The real question at this point, and it's one the players in the Open Source industry need to think about, is, who ends up with the rights to UNIX when SCO is gone? Sun? IBM? Red Hat? Boies?
It's sad, in a way, to realize that the best thing the original UNIX can do is go away.
|anonAnonanon 05/17/04 06:12:37 AM EDT|
Groklaw has only worked so well because (1) SCO/Darl are so ridiculously wrong and have no case, and (2) Everyone in the Linux world is unified against SCO.
|Thank you Pamela!!! 05/16/04 11:22:02 AM EDT|
Thank you for keeping your site "unmonetized", your tireless work, your insight and frankly wonderful genius.
|Point of Fact 05/16/04 11:20:12 AM EDT|
The funny thing is that PJ doesn't actually live anywhere near IBM. She just got a PO box there to register her domain with...

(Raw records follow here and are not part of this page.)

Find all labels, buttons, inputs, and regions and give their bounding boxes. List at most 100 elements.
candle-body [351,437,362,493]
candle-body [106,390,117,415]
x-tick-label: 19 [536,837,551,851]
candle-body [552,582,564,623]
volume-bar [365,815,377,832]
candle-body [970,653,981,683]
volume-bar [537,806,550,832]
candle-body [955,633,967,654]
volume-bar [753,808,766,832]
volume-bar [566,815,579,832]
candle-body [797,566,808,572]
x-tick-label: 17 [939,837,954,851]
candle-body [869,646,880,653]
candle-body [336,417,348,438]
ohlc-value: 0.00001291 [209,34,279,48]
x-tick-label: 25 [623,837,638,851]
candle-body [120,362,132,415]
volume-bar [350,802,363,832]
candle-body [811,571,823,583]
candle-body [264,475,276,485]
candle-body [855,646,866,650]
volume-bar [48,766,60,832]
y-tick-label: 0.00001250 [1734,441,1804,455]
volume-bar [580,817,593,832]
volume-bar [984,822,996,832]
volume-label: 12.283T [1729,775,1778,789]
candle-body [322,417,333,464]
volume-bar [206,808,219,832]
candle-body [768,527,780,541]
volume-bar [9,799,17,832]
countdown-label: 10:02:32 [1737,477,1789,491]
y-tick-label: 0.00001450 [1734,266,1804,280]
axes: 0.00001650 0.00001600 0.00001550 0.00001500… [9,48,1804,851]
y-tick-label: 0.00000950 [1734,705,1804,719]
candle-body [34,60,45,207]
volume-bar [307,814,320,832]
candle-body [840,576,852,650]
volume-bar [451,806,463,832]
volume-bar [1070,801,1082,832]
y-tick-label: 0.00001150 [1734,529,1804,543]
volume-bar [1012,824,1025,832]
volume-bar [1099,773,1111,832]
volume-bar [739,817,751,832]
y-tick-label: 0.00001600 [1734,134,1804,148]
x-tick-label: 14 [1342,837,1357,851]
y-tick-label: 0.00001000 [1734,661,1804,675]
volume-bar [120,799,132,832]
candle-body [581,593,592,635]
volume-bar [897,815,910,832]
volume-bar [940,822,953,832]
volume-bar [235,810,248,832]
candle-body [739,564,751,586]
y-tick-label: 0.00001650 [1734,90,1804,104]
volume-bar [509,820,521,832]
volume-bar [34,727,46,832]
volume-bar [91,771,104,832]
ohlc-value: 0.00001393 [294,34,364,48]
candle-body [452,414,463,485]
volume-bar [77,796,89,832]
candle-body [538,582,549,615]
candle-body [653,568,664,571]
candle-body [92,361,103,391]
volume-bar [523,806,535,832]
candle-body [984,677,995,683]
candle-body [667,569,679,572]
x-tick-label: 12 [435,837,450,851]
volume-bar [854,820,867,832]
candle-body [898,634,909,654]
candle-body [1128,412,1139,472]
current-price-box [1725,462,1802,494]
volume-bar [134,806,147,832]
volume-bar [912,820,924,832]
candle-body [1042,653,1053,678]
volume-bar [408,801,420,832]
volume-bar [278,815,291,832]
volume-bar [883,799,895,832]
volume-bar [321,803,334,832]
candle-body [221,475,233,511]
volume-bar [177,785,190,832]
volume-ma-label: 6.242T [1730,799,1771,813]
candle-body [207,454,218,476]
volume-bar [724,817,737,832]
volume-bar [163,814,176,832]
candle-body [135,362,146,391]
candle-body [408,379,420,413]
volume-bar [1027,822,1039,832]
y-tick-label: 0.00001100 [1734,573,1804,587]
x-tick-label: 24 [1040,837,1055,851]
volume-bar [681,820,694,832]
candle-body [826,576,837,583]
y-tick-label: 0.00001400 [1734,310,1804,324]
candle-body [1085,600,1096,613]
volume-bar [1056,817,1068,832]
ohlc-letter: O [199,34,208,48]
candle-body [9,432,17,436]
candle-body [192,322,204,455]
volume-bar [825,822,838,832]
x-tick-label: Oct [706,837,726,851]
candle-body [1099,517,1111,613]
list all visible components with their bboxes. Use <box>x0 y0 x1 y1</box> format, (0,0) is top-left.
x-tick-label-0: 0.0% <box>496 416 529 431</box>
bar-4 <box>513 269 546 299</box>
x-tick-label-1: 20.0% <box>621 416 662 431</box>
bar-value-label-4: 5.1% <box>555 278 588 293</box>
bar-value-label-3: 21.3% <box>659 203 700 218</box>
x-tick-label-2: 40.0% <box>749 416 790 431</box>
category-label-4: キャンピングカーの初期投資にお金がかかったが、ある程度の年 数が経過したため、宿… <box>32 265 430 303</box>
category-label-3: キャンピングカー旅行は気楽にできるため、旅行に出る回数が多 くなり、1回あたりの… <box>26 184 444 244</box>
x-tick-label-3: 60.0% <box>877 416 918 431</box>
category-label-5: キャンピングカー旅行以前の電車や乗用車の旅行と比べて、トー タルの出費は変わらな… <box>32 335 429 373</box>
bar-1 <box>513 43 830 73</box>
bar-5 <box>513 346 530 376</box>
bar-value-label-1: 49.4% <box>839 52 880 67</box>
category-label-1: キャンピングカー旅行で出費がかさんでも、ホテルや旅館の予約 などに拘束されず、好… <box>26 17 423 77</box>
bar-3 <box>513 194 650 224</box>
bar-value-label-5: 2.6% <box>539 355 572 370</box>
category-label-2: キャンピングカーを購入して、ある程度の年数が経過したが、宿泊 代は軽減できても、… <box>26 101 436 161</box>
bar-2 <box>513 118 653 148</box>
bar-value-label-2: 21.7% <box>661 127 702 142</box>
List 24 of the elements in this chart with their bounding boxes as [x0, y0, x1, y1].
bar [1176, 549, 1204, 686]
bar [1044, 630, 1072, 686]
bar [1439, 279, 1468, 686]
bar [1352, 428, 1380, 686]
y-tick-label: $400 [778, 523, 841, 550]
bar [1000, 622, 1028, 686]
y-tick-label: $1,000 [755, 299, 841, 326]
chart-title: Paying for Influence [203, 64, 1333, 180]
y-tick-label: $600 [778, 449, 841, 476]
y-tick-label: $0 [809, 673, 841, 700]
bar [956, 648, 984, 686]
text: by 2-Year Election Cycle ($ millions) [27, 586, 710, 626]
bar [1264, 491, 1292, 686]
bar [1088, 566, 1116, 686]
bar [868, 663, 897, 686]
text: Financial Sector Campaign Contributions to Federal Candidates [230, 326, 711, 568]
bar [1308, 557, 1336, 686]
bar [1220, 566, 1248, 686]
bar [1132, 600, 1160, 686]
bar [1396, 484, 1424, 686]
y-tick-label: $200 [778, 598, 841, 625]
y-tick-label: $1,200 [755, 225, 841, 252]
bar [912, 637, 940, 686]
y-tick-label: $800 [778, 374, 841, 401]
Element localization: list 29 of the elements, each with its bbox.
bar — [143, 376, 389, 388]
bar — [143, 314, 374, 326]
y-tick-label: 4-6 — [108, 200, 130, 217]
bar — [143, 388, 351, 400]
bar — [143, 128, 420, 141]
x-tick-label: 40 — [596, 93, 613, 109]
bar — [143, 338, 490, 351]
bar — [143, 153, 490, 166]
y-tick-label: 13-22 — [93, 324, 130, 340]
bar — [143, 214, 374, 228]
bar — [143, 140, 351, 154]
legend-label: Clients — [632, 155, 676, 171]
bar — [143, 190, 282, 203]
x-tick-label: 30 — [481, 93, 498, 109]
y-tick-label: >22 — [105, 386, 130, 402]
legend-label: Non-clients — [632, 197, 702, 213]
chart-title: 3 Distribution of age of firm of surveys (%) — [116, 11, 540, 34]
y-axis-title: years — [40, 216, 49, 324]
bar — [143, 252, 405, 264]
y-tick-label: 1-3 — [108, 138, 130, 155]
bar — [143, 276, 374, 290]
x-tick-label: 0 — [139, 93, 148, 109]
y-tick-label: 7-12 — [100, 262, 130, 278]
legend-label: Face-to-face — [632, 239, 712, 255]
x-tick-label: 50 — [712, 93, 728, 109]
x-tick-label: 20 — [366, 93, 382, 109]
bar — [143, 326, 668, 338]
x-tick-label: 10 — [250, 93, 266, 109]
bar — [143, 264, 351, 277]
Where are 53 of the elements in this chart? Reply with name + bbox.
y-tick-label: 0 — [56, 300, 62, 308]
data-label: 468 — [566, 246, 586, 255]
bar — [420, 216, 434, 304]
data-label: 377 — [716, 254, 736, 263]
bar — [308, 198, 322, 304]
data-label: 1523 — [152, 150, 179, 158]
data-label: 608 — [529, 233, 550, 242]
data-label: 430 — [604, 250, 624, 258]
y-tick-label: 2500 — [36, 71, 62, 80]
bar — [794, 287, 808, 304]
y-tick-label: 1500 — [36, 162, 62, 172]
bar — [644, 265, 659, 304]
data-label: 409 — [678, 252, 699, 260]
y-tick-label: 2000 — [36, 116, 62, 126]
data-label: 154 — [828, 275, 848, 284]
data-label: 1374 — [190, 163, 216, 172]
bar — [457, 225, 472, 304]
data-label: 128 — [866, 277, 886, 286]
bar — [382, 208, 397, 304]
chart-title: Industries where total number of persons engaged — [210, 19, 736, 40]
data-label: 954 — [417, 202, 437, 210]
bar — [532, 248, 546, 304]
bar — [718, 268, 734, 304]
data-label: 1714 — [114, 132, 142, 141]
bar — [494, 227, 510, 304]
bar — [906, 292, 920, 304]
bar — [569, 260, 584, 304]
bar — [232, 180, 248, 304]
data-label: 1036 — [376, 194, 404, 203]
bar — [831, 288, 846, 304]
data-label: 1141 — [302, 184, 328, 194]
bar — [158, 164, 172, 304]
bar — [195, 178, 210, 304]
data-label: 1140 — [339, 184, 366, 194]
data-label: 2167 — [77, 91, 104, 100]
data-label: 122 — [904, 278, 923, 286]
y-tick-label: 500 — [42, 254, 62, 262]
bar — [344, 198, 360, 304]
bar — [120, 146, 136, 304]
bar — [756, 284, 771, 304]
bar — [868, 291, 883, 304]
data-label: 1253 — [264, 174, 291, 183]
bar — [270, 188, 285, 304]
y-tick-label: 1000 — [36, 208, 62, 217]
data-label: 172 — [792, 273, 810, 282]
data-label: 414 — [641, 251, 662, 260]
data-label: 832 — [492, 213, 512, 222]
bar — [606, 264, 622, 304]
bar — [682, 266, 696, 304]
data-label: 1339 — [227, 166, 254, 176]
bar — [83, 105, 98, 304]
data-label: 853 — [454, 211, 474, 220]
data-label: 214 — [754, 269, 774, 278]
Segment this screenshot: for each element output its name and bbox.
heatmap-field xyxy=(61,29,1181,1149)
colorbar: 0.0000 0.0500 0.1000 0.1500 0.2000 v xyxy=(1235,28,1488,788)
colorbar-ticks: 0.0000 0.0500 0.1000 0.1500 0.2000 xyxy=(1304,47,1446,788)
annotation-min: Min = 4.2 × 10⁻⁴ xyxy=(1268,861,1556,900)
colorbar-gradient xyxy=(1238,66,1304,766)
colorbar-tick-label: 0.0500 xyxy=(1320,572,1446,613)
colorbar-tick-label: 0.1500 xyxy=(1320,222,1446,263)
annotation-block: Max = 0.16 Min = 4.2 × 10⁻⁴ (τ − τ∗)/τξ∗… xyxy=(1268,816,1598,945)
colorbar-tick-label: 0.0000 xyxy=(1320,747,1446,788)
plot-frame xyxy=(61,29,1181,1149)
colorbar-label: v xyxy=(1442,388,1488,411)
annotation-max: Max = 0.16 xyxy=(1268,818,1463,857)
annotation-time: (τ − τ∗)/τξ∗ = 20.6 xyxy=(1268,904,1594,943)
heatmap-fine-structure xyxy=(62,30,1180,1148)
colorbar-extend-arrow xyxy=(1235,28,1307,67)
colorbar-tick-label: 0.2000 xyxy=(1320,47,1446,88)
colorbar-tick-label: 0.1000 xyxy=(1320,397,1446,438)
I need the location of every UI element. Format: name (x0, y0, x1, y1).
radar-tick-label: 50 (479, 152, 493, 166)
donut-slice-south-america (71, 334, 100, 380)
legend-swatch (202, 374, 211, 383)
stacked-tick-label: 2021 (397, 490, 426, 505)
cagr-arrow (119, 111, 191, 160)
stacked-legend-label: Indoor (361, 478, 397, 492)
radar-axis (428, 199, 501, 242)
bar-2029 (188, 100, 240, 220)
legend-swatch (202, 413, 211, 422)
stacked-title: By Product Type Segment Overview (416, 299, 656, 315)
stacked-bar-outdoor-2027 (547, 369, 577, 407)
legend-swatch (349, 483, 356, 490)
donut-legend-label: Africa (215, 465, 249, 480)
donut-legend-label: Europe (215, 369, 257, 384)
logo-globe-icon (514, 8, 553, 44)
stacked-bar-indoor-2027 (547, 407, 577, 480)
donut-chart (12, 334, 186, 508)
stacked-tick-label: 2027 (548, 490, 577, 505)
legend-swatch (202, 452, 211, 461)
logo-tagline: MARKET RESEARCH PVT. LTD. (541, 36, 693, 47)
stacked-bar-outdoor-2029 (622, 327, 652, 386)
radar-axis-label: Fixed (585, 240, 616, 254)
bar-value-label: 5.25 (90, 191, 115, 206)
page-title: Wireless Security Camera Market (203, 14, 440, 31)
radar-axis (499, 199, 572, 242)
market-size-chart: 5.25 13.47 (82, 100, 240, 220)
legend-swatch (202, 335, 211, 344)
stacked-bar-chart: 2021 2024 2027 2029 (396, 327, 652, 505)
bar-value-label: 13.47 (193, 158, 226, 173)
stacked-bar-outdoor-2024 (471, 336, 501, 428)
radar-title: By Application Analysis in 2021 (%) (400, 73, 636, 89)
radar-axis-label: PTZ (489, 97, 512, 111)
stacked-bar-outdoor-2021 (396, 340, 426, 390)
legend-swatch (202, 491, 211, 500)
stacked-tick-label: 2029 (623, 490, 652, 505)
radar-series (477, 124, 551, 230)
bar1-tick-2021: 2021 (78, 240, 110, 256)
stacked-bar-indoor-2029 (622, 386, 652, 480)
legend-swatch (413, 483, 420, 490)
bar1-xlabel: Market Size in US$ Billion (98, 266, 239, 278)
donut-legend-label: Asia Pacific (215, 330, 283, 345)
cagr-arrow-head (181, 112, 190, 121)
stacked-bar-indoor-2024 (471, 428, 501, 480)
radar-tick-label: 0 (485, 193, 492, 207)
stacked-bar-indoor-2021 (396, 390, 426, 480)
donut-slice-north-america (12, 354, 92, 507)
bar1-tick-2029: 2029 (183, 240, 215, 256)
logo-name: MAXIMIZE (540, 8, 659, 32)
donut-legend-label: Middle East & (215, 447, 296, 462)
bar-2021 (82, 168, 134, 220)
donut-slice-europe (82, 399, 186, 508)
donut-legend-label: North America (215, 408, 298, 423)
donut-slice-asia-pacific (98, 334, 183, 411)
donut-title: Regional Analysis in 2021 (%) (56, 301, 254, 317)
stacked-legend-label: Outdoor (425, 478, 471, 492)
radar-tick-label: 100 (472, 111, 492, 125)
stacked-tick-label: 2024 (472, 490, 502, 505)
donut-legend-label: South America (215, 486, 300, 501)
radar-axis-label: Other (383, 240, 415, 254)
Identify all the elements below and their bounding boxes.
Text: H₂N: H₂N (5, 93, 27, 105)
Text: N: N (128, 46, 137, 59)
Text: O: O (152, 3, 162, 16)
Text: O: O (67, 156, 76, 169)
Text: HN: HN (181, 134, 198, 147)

That, and she had 2-3 different hosts for Groklaw as it expanded, not just ibiblio.org which runs on IBM computers
Moreover, I seem to remember that the IBM computers were donated well before she started Groklaw, if I have my timeline straight
|RichiP 05/16/04 11:18:07 AM EDT|
Oh per-lease: Pamela Jones lives close to the IBM headquarters so that means she's an IBM lackey. What b/s.
|Ashtead 05/16/04 11:14:22 AM EDT|
Groklaw must have been sponsored by IBM, nobody would be doing the kind of work one sees there for free?
|ShinmaWa 05/16/04 11:09:52 AM EDT|
Ever since PJ was hired by OSRM, Groklaw's focus has changed dramatically. Early on it was "just the facts" about the case. Lately it has become more and more of a GPL zealot site, that tends to attack anyone and anything that is not wild about the GPL, including non-GPL open source!
|Addendum 05/16/04 11:07:53 AM EDT|
There is one disturbing Groklaw trend that bothers me; it goes like this. It starts when a self-proclaimed IP holder, or an analyst, or a reporter says something absurd or uninformed or uneducated or something in bad faith about Linux - this quote, article, statement, etc... then makes it onto Groklaw's toplevel story, a sense of outrage and injustice is built up, worst-case scenarios are explored, and then there is a constructive, facts-based, breaking-down of the rhetoric. That's all fine, in and of itself, but the way I see it, all you need to do is break down the facts once and it becomes obvious that the situation is not quite as bad as you can make it out to be if you freak out about it in your own mind. It's another implementation of Hades to have to do this every day for the rest of eternity. I find sometimes that it's easier to remain calm, and not worry. So my concern is that there appears to be a need to amplify, or that Groklaw has, at times, amplified the FUD, prior to breaking it down. Instead of amplifying the FUD, ignore it, then you don't need to break it down.
|kardar 05/16/04 11:06:26 AM EDT|
Groklaw is cool, and some of the people that post there are some very experienced programmers - I have learned quite a few things from reading the posts over there.